Mons. M. Touvier, quarto Vicario apostolico del Vicariato di Abissinia, ricevette nel 1870 le stesse autorizzazioni dei suoi predecessori. Inoltre, la celebrazione della Messa bassa, inizialmente chiesta da un precedente Vicario apostolico, Mons. Bel, venne permessa.

In quel periodo furono introdotte altre pratiche latine, come l’utilizzo del pane senza lievito per la Messa e la distribuzione della Santa Comunione sotto la sola specie del pane.
Mons. Touvier si rese conto che tredici Anafore eucaristiche che erano state riviste e considerate «cattoliche» dovevano essere oggetto di uno studio più approfondito.

Mons. J. Crouzet, divenuto Vicario apostolico nel 1888, ricevette dalla Santa Sede l’incarico di procedere ad un esame del rito liturgico etiope.
Tuttavia, un decreto del 1890 stabilì che il Rito latino, tradotto in gueze, doveva sostituire il Rito etiope.
Ma, nel novembre 1891, Mons. Crouzet informò la Santa Sede che 14 Anafore erano state riviste, stampate e diffuse.

La Santa Sede continuò a voler imporre la Messa in latino tradotta in gueze.
Tuttavia, nel 1907, quando niente di concreto era stato fatto, la Santa Sede espresse la sua volontà in maniera pressante e il nuovo Prefetto apostolico rispose che, per diversi motivi, ormai egli era contrario all’adozione della liturgia latina tradotta in gueze.

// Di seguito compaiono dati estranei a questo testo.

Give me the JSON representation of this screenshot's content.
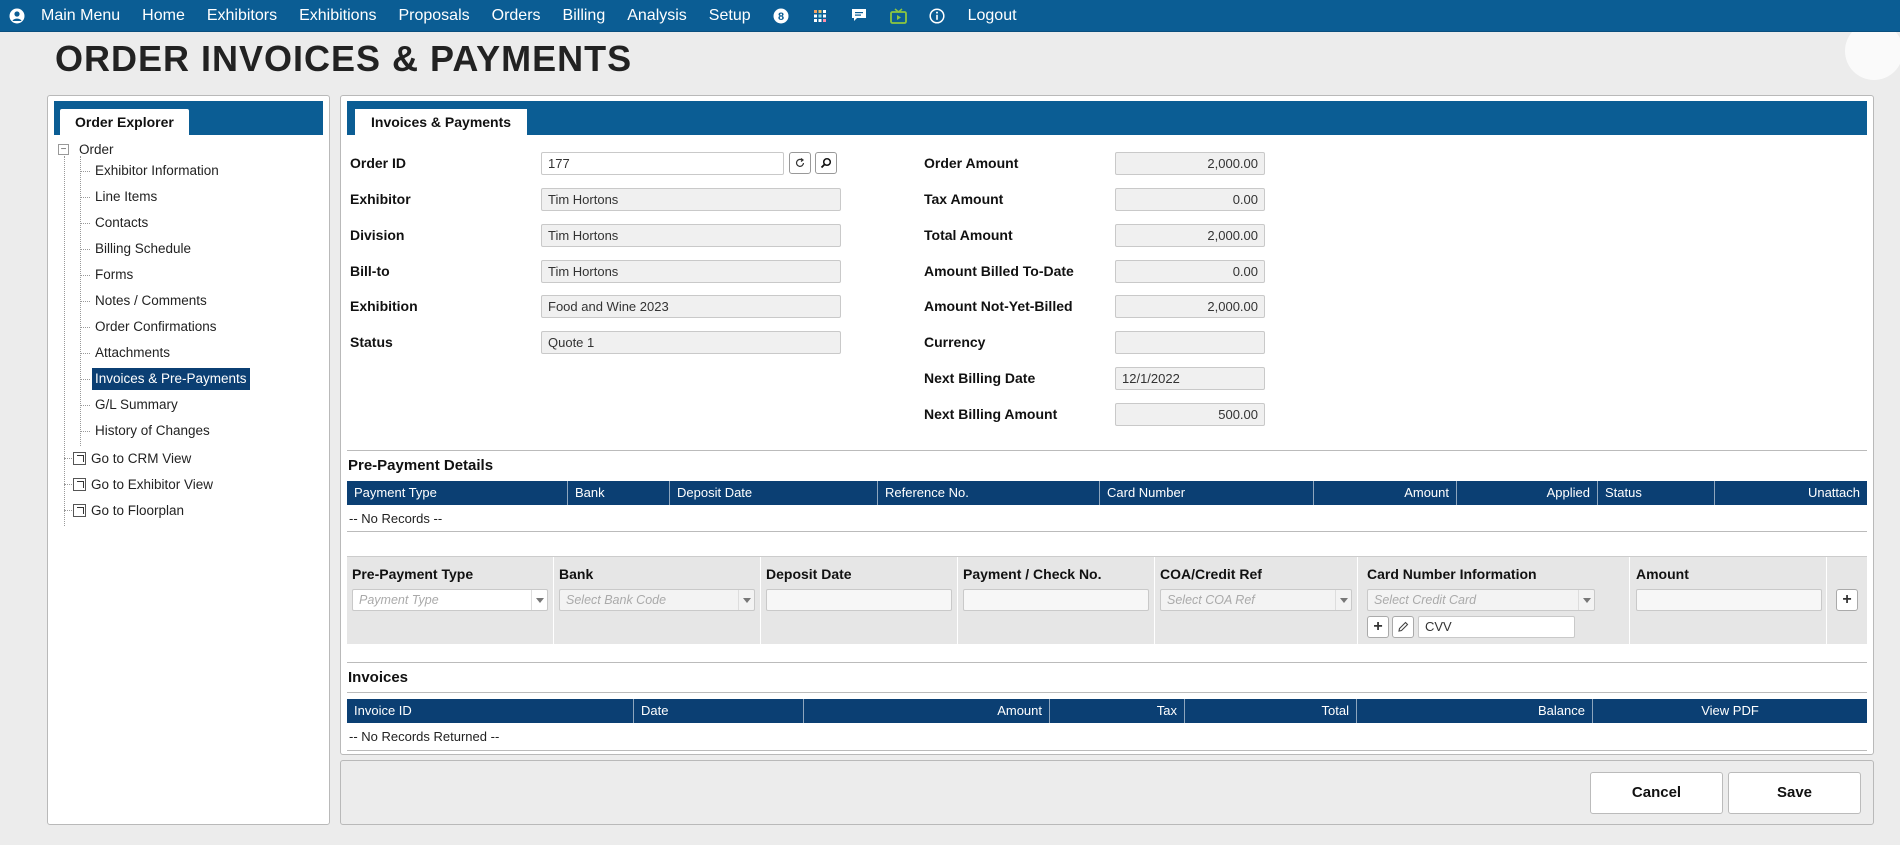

Il Padre E. Gruson, lazzarista, si fece suo interprete e spiegò che la Messa latina in gueze non era conosciuta in Etiopia. Nel XVII secolo, i Gesuiti avevano cercato di introdurla e Padre Gruson precisò: «Noi tutti conosciamo la sorte che le è stata riservata per l’attaccamento degli Abissini al loro rito tradizionale».

Infine, sotto San Pio X, che fu sempre attento alla conservazione dei riti cattolici orientali, un dispaccio del 25 febbraio 1913 diede l’approvazione ufficiale alla ristampa della Messa originale.
Da allora, l’uso del rito liturgico etiope non fu più messo in discussione. Negli anni che seguirono, il Messale cattolico etiope fu ampiamente ristampato.

Oggi, la liturgia in lingua gueze o rito gueze o rito etiope o rito abissino, è utilizzato nella Chiesa cattolica etiope (e dai cattolici eritrei anche dopo la separazione dei paesi del  1993).
Esso è anche usato dalla Chiesa ortodossa etiope e dalla Chiesa ortodossa eritrea.

In Etiopia, i cristiani sono più del 60% della popolazione. Gli ortodossi superano il 43% e i cattolici sono meno dell’1% della popolazione dell’Etiopia.
I protestanti si avvicinano al 19%.
In Eritrea, il cristianesimo raggiunge circa il 50% della popolazione, di cui il 30% sono ortodossi e il 5% cattolici.

Attualmente, i cattolici di rito abissino sono distribuiti in due chiese metropolitane sui juris: quella di Addis Abeba per l’Etiopia, con tre Eparchie che equivalgono alle diocesi suffraganee: Adigrat, Bahir Dar-Dessie e Emdibir; e quella di Asmara per l’Eritrea con le Eparchie di Barentu, Keren e Segeneiti.